PepsiCo’s first-quarter profit rises 26 percent; snack and beverage sales gain overseas

By AP
Thursday, April 22, 2010

PepsiCo’s 1Q profit rises on international growth

NEW YORK — PepsiCo Inc.’s international growth pushed its first-quarter profit up 26 percent, as people in developing countries bought more of its snacks and drinks.

The company hopes to take that success and run with it, pledging to invest more in its overseas business as it fights stagnation at home and in Europe. It may come up against rival Coca-Cola Co., who plans to do the same in these high growth markets.

In the first quarter, PepsiCo’s North American beverage volume slipped 4 percent, but revenue rose by 32 percent and profit by nearly that much because it bought out its two largest bottlers there and focused on selling more profitable products.

Overall, PepsiCo earned $1.43 billion, or 89 cents per share, beating analyst estimates of 75 cents a share, according to Thomson Reuters.

Revenue climbed 13 percent to $9.37 billion, while the volume of products sold rose 1 percent.

Shares fell $1.31, or 2 percent, to $64.67 in afternoon trading Thursday.

Earlier this week, Coca-Cola credited its first-quarter gains to the billions it is spending in China, India, Brazil and elsewhere to boost manufacturing capacity and marketing.

The world’s two biggest drink makers want to get more of their products in front of more people and turn them into customers for life. In the U.S. and Europe, shoppers are reducing spending and switching to juices and teas.

PepsiCo is building 14 plants to keep up with rising demand in China and plans to keep up the investments through 2015. The company, based in Purchase, N.Y., said it invested more in key markets in the quarter and plans to boost such spending in the second quarter, though it declined to give specifics.

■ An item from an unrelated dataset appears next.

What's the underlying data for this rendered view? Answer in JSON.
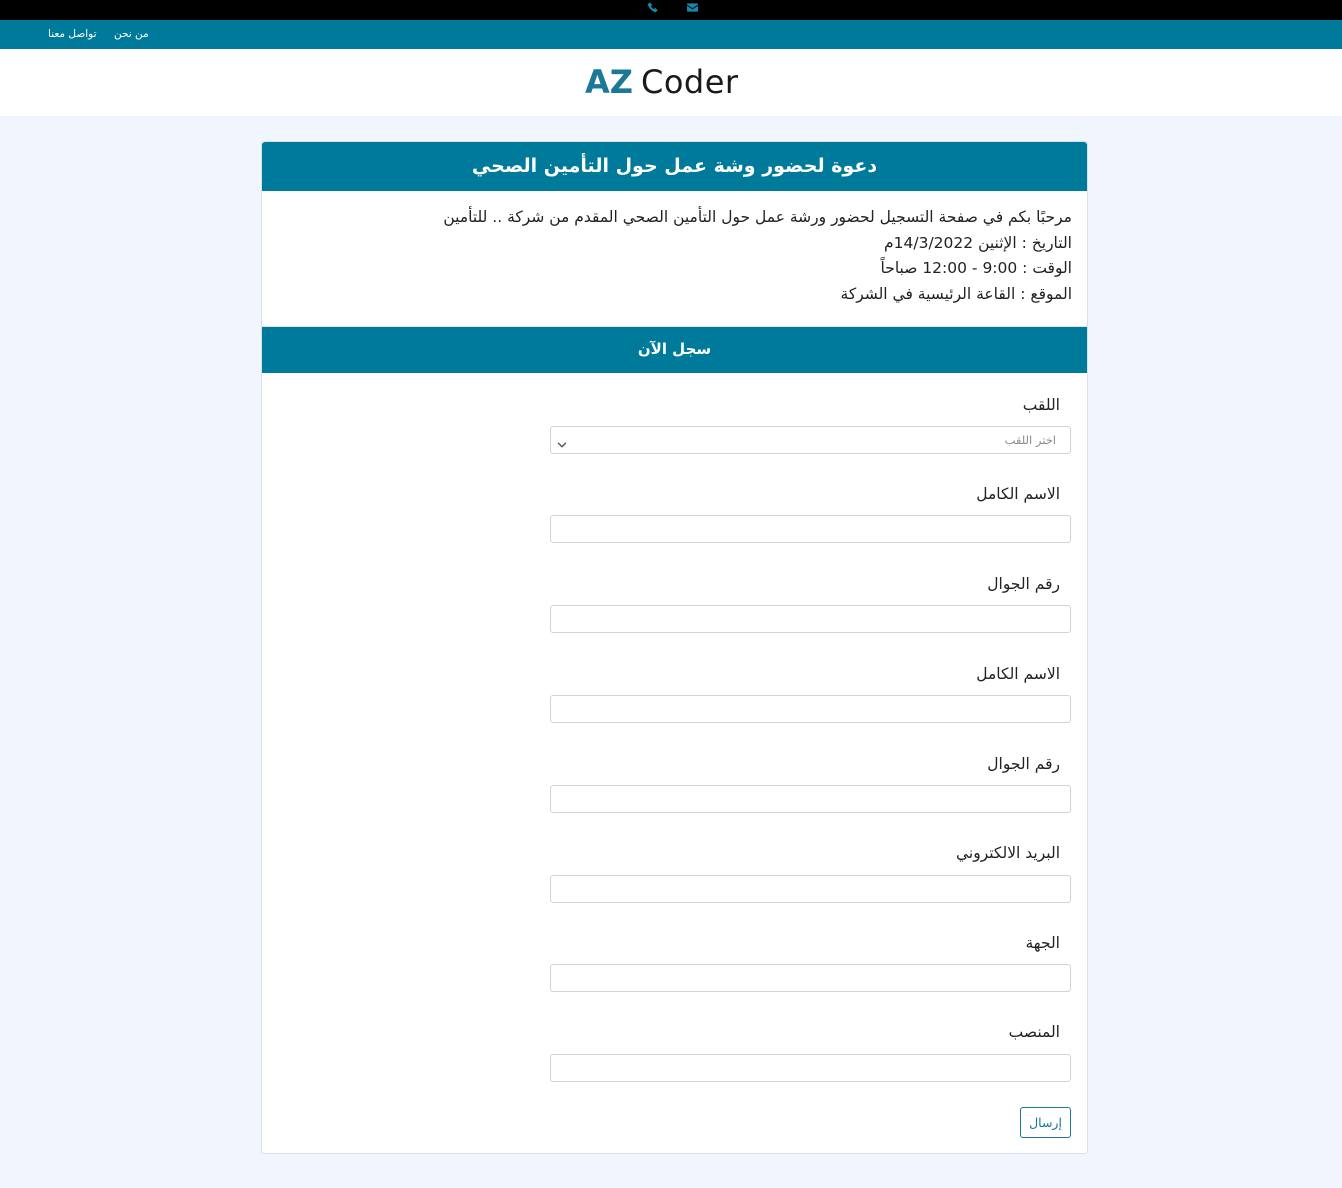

CEO Indra Nooyi said the investments in these countries to build and expand manufacturing plants and add distribution are worth it.

“We don’t look at it as a drag. We look at it as an exciting market with tremendous growth opportunities,” she told investors on a conference call Thursday.

In the first three months of the year, PepsiCo posted double-digit gains in sales of snacks and beverages in India and China.

Analysts say emerging markets represent strong opportunities for growth because people there simply don’t consume as many snacks like Doritos or soft drinks like Pepsi.

There’s probably enough growth available to fuel both Coca-Cola and PepsiCo, said Jim Tierney, portfolio manager at W.P. Stewart, an investment management firm in New York.

“Many of these markets are such young markets that there’s just tons of growth,” he said.

Both Coke and Pepsi are employing similar strategies: looking to pay for overseas expansion with cost savings from consolidating their bottlers.

The bottling industry has typically been a third-party business that makes drinks crafted by PepsiCo and Coca-Cola, and distributes them to retailers. The goal of consolidation is to control distribution, which is key for drink makers because it means less time to put drinks on shelves to keep up with changing shopper tastes. It also means the companies save millions by cutting overlapping costs and operating on a larger sale.

PepsiCo closed in the first quarter on its deal valued at $7.8 billion to buy Pepsi Bottling Group and PepsiAmericas.

Coca-Cola said within days of PepsiCo’s deal closing that it would buy the North American operations of its largest bottler, Coca-Cola Enterprises.